どう考えても椅子が入るような大きさじゃない。あんなにたくさんの食べ物が入っていたとは思えない。
「ん? ああ、この鞄? 俺の最高傑作。なんでも鞄。なんでも欲しい物が出てくる鞄だよ。他の人には内緒ね」
「本当、名付けのセンス皆無よね」
「わかりやすくていいだろ」
欲しい物が出てくる鞄。そんな奇妙な鞄があるか。初めて見た。きっと高価な物なのだろう。絶対に誰にも言わない。
ぎゅっと口を引き結ぶと、「他の人には使えないから、万が一の場合も大丈夫なんだけどね」とランが笑った。
「ねえ、食べていい?」
ツバサがころんとした丸いものをひとつ摘まんで、口に放り込もうとしている。あれは食べ物なのか。初めて見た。じっと見ていたら、「ひとつだけよ」と摘まんだそれを食べさせてくれた。
さくっとして甘くてふわっと溶けて、あっという間になくなった。
──すごく甘い! すごくおいしい!
初めて食べる味とさくさくな噛み心地。前にアルダさんにもらった飴よりも甘くておいしい。唇に残った甘さを舌で舐め取りながらうっとりする。甘い。すごく甘い。

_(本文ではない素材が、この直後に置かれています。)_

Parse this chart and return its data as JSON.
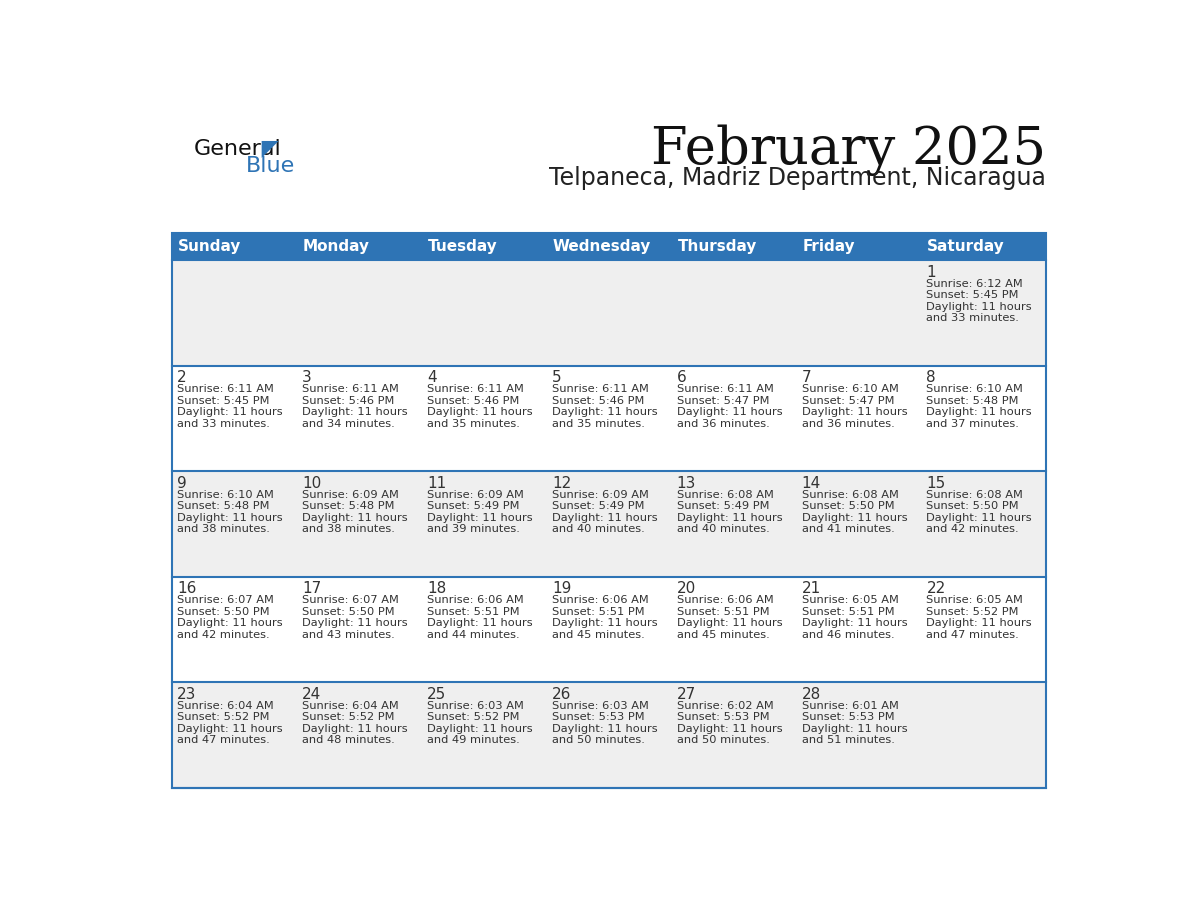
{
  "title": "February 2025",
  "subtitle": "Telpaneca, Madriz Department, Nicaragua",
  "days_of_week": [
    "Sunday",
    "Monday",
    "Tuesday",
    "Wednesday",
    "Thursday",
    "Friday",
    "Saturday"
  ],
  "header_bg": "#2E74B5",
  "header_text": "#FFFFFF",
  "cell_bg_light": "#EFEFEF",
  "cell_bg_white": "#FFFFFF",
  "divider_color": "#2E74B5",
  "text_color": "#333333",
  "title_color": "#111111",
  "subtitle_color": "#222222",
  "calendar_data": [
    [
      null,
      null,
      null,
      null,
      null,
      null,
      {
        "day": 1,
        "sunrise": "6:12 AM",
        "sunset": "5:45 PM",
        "daylight_h": "11 hours",
        "daylight_m": "33 minutes."
      }
    ],
    [
      {
        "day": 2,
        "sunrise": "6:11 AM",
        "sunset": "5:45 PM",
        "daylight_h": "11 hours",
        "daylight_m": "33 minutes."
      },
      {
        "day": 3,
        "sunrise": "6:11 AM",
        "sunset": "5:46 PM",
        "daylight_h": "11 hours",
        "daylight_m": "34 minutes."
      },
      {
        "day": 4,
        "sunrise": "6:11 AM",
        "sunset": "5:46 PM",
        "daylight_h": "11 hours",
        "daylight_m": "35 minutes."
      },
      {
        "day": 5,
        "sunrise": "6:11 AM",
        "sunset": "5:46 PM",
        "daylight_h": "11 hours",
        "daylight_m": "35 minutes."
      },
      {
        "day": 6,
        "sunrise": "6:11 AM",
        "sunset": "5:47 PM",
        "daylight_h": "11 hours",
        "daylight_m": "36 minutes."
      },
      {
        "day": 7,
        "sunrise": "6:10 AM",
        "sunset": "5:47 PM",
        "daylight_h": "11 hours",
        "daylight_m": "36 minutes."
      },
      {
        "day": 8,
        "sunrise": "6:10 AM",
        "sunset": "5:48 PM",
        "daylight_h": "11 hours",
        "daylight_m": "37 minutes."
      }
    ],
    [
      {
        "day": 9,
        "sunrise": "6:10 AM",
        "sunset": "5:48 PM",
        "daylight_h": "11 hours",
        "daylight_m": "38 minutes."
      },
      {
        "day": 10,
        "sunrise": "6:09 AM",
        "sunset": "5:48 PM",
        "daylight_h": "11 hours",
        "daylight_m": "38 minutes."
      },
      {
        "day": 11,
        "sunrise": "6:09 AM",
        "sunset": "5:49 PM",
        "daylight_h": "11 hours",
        "daylight_m": "39 minutes."
      },
      {
        "day": 12,
        "sunrise": "6:09 AM",
        "sunset": "5:49 PM",
        "daylight_h": "11 hours",
        "daylight_m": "40 minutes."
      },
      {
        "day": 13,
        "sunrise": "6:08 AM",
        "sunset": "5:49 PM",
        "daylight_h": "11 hours",
        "daylight_m": "40 minutes."
      },
      {
        "day": 14,
        "sunrise": "6:08 AM",
        "sunset": "5:50 PM",
        "daylight_h": "11 hours",
        "daylight_m": "41 minutes."
      },
      {
        "day": 15,
        "sunrise": "6:08 AM",
        "sunset": "5:50 PM",
        "daylight_h": "11 hours",
        "daylight_m": "42 minutes."
      }
    ],
    [
      {
        "day": 16,
        "sunrise": "6:07 AM",
        "sunset": "5:50 PM",
        "daylight_h": "11 hours",
        "daylight_m": "42 minutes."
      },
      {
        "day": 17,
        "sunrise": "6:07 AM",
        "sunset": "5:50 PM",
        "daylight_h": "11 hours",
        "daylight_m": "43 minutes."
      },
      {
        "day": 18,
        "sunrise": "6:06 AM",
        "sunset": "5:51 PM",
        "daylight_h": "11 hours",
        "daylight_m": "44 minutes."
      },
      {
        "day": 19,
        "sunrise": "6:06 AM",
        "sunset": "5:51 PM",
        "daylight_h": "11 hours",
        "daylight_m": "45 minutes."
      },
      {
        "day": 20,
        "sunrise": "6:06 AM",
        "sunset": "5:51 PM",
        "daylight_h": "11 hours",
        "daylight_m": "45 minutes."
      },
      {
        "day": 21,
        "sunrise": "6:05 AM",
        "sunset": "5:51 PM",
        "daylight_h": "11 hours",
        "daylight_m": "46 minutes."
      },
      {
        "day": 22,
        "sunrise": "6:05 AM",
        "sunset": "5:52 PM",
        "daylight_h": "11 hours",
        "daylight_m": "47 minutes."
      }
    ],
    [
      {
        "day": 23,
        "sunrise": "6:04 AM",
        "sunset": "5:52 PM",
        "daylight_h": "11 hours",
        "daylight_m": "47 minutes."
      },
      {
        "day": 24,
        "sunrise": "6:04 AM",
        "sunset": "5:52 PM",
        "daylight_h": "11 hours",
        "daylight_m": "48 minutes."
      },
      {
        "day": 25,
        "sunrise": "6:03 AM",
        "sunset": "5:52 PM",
        "daylight_h": "11 hours",
        "daylight_m": "49 minutes."
      },
      {
        "day": 26,
        "sunrise": "6:03 AM",
        "sunset": "5:53 PM",
        "daylight_h": "11 hours",
        "daylight_m": "50 minutes."
      },
      {
        "day": 27,
        "sunrise": "6:02 AM",
        "sunset": "5:53 PM",
        "daylight_h": "11 hours",
        "daylight_m": "50 minutes."
      },
      {
        "day": 28,
        "sunrise": "6:01 AM",
        "sunset": "5:53 PM",
        "daylight_h": "11 hours",
        "daylight_m": "51 minutes."
      },
      null
    ]
  ],
  "logo_text_general": "General",
  "logo_text_blue": "Blue",
  "logo_triangle_color": "#2E74B5",
  "logo_general_color": "#111111"
}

「はあぁぁぁ……シア、その顔は外でしちゃダメだからね」
どんな顔をしたのだろう。外でしちゃダメな顔。きっと変な顔だ。気をつけよう。
「あんまり可愛い顔は俺の前以外ではしないでね」
──可愛い顔? 変な顔じゃなくて?
外でしちゃいけない可愛い顔ってなんだろう。可愛いは小さいじゃないのだろうか。
「ほら、食べるよ」
そうランに言われて戸惑う。
──どうしよう。食べ方がわからない。
スプーンは知ってる。けれど、こんなに細くてぴかぴかで銀貨みないな色のものは見たことがない。触ってもいいのかがわからない。
「ああ。うーんと、これがスプーン。これがフォーク。これがナイフね。こうやってフォークで抑えながらナイフで肉を切って、一口ずつ食べるんだよ。お肉がのっているお皿は熱いから気をつけてね」
言われたとおり、先がつんつんしているフォークをお肉の端に突き刺して抑え、ナイフで切ろうとするも、何度やってもうまく切れない。
いつの間にか後ろからランが両腕を回し、それぞれの手に添えてフォークとナイフを操ってくれる。
「そんなに力まなくてもいいんだよ。すっとナイフを入れる感じで。──はい、食べてごらん」
フォークに突き刺さったお肉を口に入れると、じゅわっとおいしい汁が口の中に溢れた。
──おいしい!
これがお肉。初めて食べた。ずっとずっと食べてみたかった。
「おいしいでしょ。泣かなくていいから、ゆっくりよく噛んで食べるんだよ」
また泣いていた。勝手に涙が出てくる。
お肉は噛んでも噛んでもおいしくて、もったいなくてなかなか飲み込めない。でも目の前にはまだまだお肉がある! 思い切ってごくっと飲み込む。こんな塊、初めて飲み込んだ。
すっとナイフを入れるような感じで……。ランの言うとおりにナイフを入れると、今度はすっと切れた。
──んー。おいしい! お肉おいしい!
「シア、お肉ばかりじゃなくて野菜も食べなさい」
ツバサに小さく切られた生の野菜が入っている器を差し出される。
「ナイフとフォークを一旦置くときは、こんな感じ」
両方とも手に持った形のまま、お皿の上に乗せておけばいいらしい。ランの真似をしてそれらを置き、ツバサに差し出された器を落とさないよう両手で受け取る。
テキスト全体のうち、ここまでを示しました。